Is Trump really proposing to replace the corporate tax with a VAT?

There are two ways in which the US Tax System stands out. The US corporate tax rate is the highest in the Western World, but unlike in the EU there is no VAT. Traditionally, the VAT has been unpopular with the Republicans in particular, who fear it will cause an increase in overall taxes and spending (as was the case, when Denmark introduced the VAT in the late 1960s).

During his campaign President-elect Trump promised to lower the corporate tax rate and according to the Wall Street Journal the incoming Administration is also considering changes to the corporate tax base. If you add the moves considered by the new Administration up, they almost amount to replacing the corporate tax system with a VAT (even if this is not mentioned in the article).

Here is what is being considered:

Capital expenses to be deductible immediately rather than through depreciations, whereas interest payments should not be deductible. Exports are to be exempted from taxation, whereas imports should be included in the tax base.

That adds up to a VAT system. The only – albeit huge – element missing is the wage bill. In a VAT system it is not deductible, as the VAT is formally a tax on the value added. Basically the proposal is a VAT with a wage subsidy to domestic wage earners. It could easily be transformed to a VAT proper by including the wage bill in the tax base.

Could it not, however, be seen as a cash flow tax instead? Not exactly. A true cash flow tax is in effect a tax on rents (extraordinary profits that is). In a cash flow tax system – while the wage bill is excluded – exports are not. Yet in the proposed system income from exports would remain untaxed, while imports will be taxed in full. It could be transformed into a cash flow tax as well though, if export revenues are included in the tax base, while import revenues are made deductible.

One thing is certain. The proposed system would not imply neutrality between imports and domestic goods, as claimed by Kevin Brady, House Ways and Means Committee chairman in the WSJ piece. That is pure nonsense. Both imports and domestic goods will be taxed, alright, but domestic producers would be allowed to deduct expenses such as their wage bills. To domestic producers, the Trump tax would work like a cash flow tax, leaving only rents to be taxed. To make the proposed system neutral, it would have to be turned into a VAT proper or cash flow tax proper.

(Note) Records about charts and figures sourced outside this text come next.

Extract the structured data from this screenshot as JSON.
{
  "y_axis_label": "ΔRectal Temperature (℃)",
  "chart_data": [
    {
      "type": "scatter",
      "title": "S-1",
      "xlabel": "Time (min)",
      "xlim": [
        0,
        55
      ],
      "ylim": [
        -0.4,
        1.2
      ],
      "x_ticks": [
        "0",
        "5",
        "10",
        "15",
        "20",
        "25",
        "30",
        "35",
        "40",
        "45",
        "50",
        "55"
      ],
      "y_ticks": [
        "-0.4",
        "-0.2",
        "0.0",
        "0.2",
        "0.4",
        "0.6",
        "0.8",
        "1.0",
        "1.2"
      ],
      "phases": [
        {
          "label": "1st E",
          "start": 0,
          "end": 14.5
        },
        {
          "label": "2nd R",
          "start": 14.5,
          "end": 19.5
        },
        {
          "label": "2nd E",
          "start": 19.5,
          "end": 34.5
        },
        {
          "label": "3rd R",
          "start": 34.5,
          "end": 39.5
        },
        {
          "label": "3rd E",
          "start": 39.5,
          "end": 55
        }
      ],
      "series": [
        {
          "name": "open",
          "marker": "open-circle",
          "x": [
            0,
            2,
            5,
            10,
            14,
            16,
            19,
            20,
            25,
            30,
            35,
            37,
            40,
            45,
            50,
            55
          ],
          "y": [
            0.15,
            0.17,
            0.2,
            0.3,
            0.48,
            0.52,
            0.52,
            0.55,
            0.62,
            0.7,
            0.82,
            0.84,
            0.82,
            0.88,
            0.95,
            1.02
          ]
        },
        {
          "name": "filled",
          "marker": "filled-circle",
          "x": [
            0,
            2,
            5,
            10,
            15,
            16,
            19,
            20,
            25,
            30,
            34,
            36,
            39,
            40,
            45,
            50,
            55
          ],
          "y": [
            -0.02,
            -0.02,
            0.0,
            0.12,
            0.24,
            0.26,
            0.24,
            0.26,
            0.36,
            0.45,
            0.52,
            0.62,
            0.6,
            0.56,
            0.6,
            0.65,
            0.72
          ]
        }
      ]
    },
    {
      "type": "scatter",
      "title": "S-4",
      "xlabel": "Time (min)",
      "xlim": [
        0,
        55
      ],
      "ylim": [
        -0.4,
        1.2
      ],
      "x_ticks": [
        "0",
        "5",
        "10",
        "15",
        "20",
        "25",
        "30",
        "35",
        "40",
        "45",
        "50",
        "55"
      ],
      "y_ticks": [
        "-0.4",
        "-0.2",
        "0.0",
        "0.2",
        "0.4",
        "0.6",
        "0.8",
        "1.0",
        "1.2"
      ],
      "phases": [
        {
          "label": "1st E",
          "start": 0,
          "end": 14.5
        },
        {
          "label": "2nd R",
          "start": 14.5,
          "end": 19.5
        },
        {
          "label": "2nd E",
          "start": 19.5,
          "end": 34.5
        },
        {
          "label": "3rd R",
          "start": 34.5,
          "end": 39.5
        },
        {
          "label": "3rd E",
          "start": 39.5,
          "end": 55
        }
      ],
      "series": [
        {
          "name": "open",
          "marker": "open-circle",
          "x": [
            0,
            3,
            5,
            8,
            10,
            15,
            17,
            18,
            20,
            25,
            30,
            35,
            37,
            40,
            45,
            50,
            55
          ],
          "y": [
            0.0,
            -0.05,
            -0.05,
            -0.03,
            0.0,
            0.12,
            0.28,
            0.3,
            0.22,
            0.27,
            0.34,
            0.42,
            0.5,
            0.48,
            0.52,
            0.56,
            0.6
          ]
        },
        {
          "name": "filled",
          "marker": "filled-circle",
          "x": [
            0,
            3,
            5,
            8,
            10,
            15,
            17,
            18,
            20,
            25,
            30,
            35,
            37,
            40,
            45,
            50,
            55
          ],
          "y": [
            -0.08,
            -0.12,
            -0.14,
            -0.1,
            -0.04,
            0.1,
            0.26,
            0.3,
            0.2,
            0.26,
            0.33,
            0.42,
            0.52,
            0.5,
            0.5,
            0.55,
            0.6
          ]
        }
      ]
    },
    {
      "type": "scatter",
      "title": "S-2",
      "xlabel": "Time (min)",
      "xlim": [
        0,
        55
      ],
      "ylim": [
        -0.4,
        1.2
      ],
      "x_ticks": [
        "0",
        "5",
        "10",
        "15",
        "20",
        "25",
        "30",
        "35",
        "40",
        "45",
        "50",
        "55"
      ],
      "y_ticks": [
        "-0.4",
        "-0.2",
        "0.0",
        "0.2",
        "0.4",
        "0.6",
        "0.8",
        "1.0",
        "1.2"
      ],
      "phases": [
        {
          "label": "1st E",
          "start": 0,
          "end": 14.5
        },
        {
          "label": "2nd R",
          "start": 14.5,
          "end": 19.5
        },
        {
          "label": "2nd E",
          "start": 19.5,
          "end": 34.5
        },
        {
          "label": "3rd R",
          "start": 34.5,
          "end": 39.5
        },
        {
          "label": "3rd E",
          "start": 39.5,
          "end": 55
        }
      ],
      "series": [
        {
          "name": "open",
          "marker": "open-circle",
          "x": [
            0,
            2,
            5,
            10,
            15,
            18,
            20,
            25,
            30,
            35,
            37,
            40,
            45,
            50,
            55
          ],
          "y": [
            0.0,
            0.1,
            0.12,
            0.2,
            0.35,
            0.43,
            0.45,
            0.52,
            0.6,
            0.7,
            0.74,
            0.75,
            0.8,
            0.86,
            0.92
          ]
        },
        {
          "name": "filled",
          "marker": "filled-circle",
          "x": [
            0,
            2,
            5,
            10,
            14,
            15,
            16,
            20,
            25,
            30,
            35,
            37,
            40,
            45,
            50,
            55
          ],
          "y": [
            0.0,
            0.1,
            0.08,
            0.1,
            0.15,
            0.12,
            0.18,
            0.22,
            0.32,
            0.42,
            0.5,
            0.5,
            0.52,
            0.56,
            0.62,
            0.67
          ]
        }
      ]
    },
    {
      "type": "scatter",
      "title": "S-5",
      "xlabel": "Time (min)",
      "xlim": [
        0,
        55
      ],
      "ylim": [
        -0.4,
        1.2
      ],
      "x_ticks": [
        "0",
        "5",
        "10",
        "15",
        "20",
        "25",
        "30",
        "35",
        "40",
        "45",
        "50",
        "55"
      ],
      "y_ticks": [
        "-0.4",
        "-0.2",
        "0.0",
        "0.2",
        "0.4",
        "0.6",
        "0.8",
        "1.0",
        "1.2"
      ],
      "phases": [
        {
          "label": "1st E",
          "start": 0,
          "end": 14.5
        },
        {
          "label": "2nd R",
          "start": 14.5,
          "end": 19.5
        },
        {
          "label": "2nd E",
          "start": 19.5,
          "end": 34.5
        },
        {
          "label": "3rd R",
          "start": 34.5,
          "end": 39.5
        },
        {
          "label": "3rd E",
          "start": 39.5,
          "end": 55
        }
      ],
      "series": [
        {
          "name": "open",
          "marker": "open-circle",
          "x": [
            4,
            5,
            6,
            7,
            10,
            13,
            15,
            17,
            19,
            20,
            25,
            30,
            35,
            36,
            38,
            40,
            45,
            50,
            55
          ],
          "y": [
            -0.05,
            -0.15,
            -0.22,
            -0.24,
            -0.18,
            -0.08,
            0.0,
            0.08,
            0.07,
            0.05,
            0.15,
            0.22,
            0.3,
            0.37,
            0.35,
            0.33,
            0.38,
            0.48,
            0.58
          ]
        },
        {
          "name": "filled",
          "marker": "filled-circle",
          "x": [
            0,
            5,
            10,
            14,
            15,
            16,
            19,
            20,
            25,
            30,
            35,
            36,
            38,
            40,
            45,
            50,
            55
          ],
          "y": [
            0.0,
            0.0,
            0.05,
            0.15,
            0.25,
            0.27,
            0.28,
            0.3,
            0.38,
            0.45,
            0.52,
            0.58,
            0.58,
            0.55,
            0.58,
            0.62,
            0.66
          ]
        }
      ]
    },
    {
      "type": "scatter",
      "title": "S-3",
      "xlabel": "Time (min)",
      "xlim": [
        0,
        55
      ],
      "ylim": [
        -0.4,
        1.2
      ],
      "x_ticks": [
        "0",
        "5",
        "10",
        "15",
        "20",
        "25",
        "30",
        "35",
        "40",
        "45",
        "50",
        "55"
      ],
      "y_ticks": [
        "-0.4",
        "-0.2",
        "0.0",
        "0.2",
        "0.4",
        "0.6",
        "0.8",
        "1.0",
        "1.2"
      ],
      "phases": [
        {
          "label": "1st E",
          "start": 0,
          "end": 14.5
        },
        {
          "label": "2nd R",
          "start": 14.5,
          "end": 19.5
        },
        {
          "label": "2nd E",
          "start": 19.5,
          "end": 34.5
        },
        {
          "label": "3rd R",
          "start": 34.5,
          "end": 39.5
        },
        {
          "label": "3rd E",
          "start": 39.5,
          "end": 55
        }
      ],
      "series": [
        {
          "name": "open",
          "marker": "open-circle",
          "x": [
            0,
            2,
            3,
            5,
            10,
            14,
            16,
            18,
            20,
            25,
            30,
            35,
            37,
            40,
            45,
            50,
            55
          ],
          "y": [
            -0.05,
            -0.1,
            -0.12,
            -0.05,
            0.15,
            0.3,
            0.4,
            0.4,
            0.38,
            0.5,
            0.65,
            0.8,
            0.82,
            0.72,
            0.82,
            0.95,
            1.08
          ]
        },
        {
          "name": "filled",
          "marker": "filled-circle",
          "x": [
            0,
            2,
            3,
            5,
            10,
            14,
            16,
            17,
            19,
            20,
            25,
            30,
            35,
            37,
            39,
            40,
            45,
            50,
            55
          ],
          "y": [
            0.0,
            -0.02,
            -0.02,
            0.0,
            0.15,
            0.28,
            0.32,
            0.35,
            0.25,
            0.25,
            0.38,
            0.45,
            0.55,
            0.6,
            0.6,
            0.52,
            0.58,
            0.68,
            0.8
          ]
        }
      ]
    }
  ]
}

Interestingly a move by a future Trump Administration to a semi-VAT as layed out would in effect remove the entire US corporate taxation as we know it. That would inevitably speed up the ongoing – and beneficial – international tax competition. It is a well-known fact that corporate taxation is an inferior kind of taxation. As shown by Kotlikoff et al., the World, including its wage earners, would be better off without corporate taxation, even if both wage and consumption taxes were raised to compensate for the revenues lost.

Still – in the case of the US – the risk is of cause that a VAT proper would generate a lot of revenue, creating political incentives to increase spending.

Another looming threat is the blatant protectionist element of the present proposal (wiz. the non-neutrality vis-a-vis traded goods) if the semi-VAT is not turned into a VAT or cash flow tax proper. Not only would that make everybody worse off, but could set off a new round of protectionist moves around the World.